Re: [REGRESSION] slab: replace cpu (partial) slabs with sheaves

From: Harry Yoo (Oracle)

Date: Fri Mar 27 2026 - 06:04:28 EST


On Fri, Mar 27, 2026 at 08:58:36AM +0000, Ryan Roberts wrote:
> >>>>> On 3/26/26 13:43, Aishwarya Rambhadran wrote:
> >>> Right so there should be just the overhead of the extra is_vmalloc_addr()
> >>> test. Possibly also the call of kfree_rcu_sheaf() if it's not inlined.
> >>> I'd say it's something we can just accept? It seems this is a unit test
> >>> being used as a microbenchmark, so it can be very sensitive even to such
> >>> details, but it should be negligible in practice.
> >>
> >> The perf/syscall cases might be a bit more concerning though? (those tests are
> >> from "perf bench syscall fork|execve"). Yes they are microbenchmarks, but a 7%
> >> increased cost for fork seems like something we'd want to avoid if we can.
> >
> > Sure, I tried to explain those in my first reply. Harry then linked to how
> > that explanation can be verified. Hopefully it's really the same reason.
>
> Ahh sorry I missed your first email.

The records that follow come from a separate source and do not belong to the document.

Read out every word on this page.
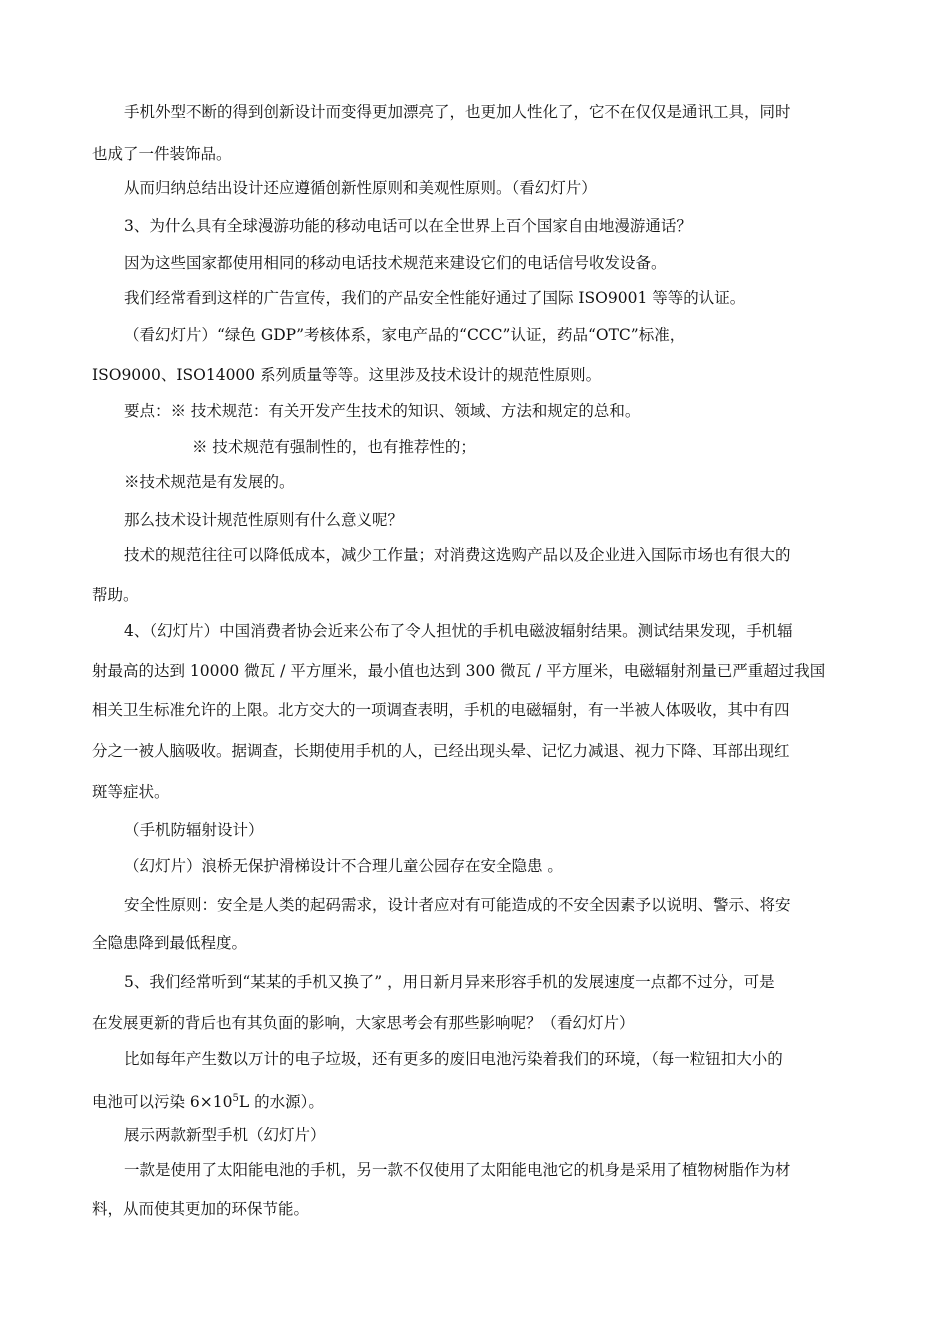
手机外型不断的得到创新设计而变得更加漂亮了，也更加人性化了，它不在仅仅是通讯工具，同时
也成了一件装饰品。
从而归纳总结出设计还应遵循创新性原则和美观性原则。（看幻灯片）
3、为什么具有全球漫游功能的移动电话可以在全世界上百个国家自由地漫游通话？
因为这些国家都使用相同的移动电话技术规范来建设它们的电话信号收发设备。
我们经常看到这样的广告宣传，我们的产品安全性能好通过了国际 ISO9001 等等的认证。
（看幻灯片）“绿色 GDP”考核体系，家电产品的“CCC”认证，药品“OTC”标准，
ISO9000、ISO14000 系列质量等等。这里涉及技术设计的规范性原则。
要点：※ 技术规范：有关开发产生技术的知识、领域、方法和规定的总和。
※ 技术规范有强制性的，也有推荐性的；
※技术规范是有发展的。
那么技术设计规范性原则有什么意义呢？
技术的规范往往可以降低成本，减少工作量；对消费这选购产品以及企业进入国际市场也有很大的
帮助。
4、（幻灯片）中国消费者协会近来公布了令人担忧的手机电磁波辐射结果。测试结果发现，手机辐
射最高的达到 10000 微瓦 / 平方厘米，最小值也达到 300 微瓦 / 平方厘米，电磁辐射剂量已严重超过我国
相关卫生标准允许的上限。北方交大的一项调查表明，手机的电磁辐射，有一半被人体吸收，其中有四
分之一被人脑吸收。据调查，长期使用手机的人，已经出现头晕、记忆力减退、视力下降、耳部出现红
斑等症状。
（手机防辐射设计）
（幻灯片）浪桥无保护滑梯设计不合理儿童公园存在安全隐患 。
安全性原则：安全是人类的起码需求，设计者应对有可能造成的不安全因素予以说明、警示、将安
全隐患降到最低程度。
5、我们经常听到“某某的手机又换了” ，用日新月异来形容手机的发展速度一点都不过分，可是
在发展更新的背后也有其负面的影响，大家思考会有那些影响呢？（看幻灯片）
比如每年产生数以万计的电子垃圾，还有更多的废旧电池污染着我们的环境，（每一粒钮扣大小的
电池可以污染 $6\times 10^5L$ 的水源）。
展示两款新型手机（幻灯片）
一款是使用了太阳能电池的手机，另一款不仅使用了太阳能电池它的机身是采用了植物树脂作为材
料，从而使其更加的环保节能。
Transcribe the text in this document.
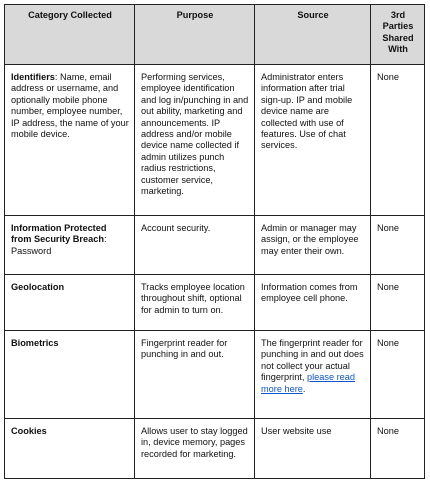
Category Collected	Purpose	Source	3rd Parties Shared With
Identifiers: Name, email address or username, and optionally mobile phone number, employee number, IP address, the name of your mobile device.	Performing services, employee identification and log in/punching in and out ability, marketing and announcements. IP address and/or mobile device name collected if admin utilizes punch radius restrictions, customer service, marketing.	Administrator enters information after trial sign-up. IP and mobile device name are collected with use of features. Use of chat services.	None
Information Protected from Security Breach: Password	Account security.	Admin or manager may assign, or the employee may enter their own.	None
Geolocation	Tracks employee location throughout shift, optional for admin to turn on.	Information comes from employee cell phone.	None
Biometrics	Fingerprint reader for punching in and out.	The fingerprint reader for punching in and out does not collect your actual fingerprint, please read more here.	None
Cookies	Allows user to stay logged in, device memory, pages recorded for marketing.	User website use	None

We only added that benchmark from 6.19 so
> don't have results for earlier kernels, but I'll ask Aishu to run it for 6.17
> and 6.18 to see if the results correlate with your expectation.
>
> But from a high level perspective, a 7% regression on fork is not ideal even if
> there was a 7% improvement in 6.18.

If that improvement comes from the number of objects cached per CPU,
I'm not sure if determining the default value (# of cached objs) based on
"a point when microbenchmarks stop improving" is a reasonable measure
because the default value affects all slab caches and will inevitably
increase overall memory usage.

Hopefully we could discuss what a reasonable heuristic that
"works for most situations" looks like, and allow users to tune it further
based on their needs.

As a side note, changing sheaf capacity at runtime is not supported yet
(I'm working on it) and targeting at least before the next LTS.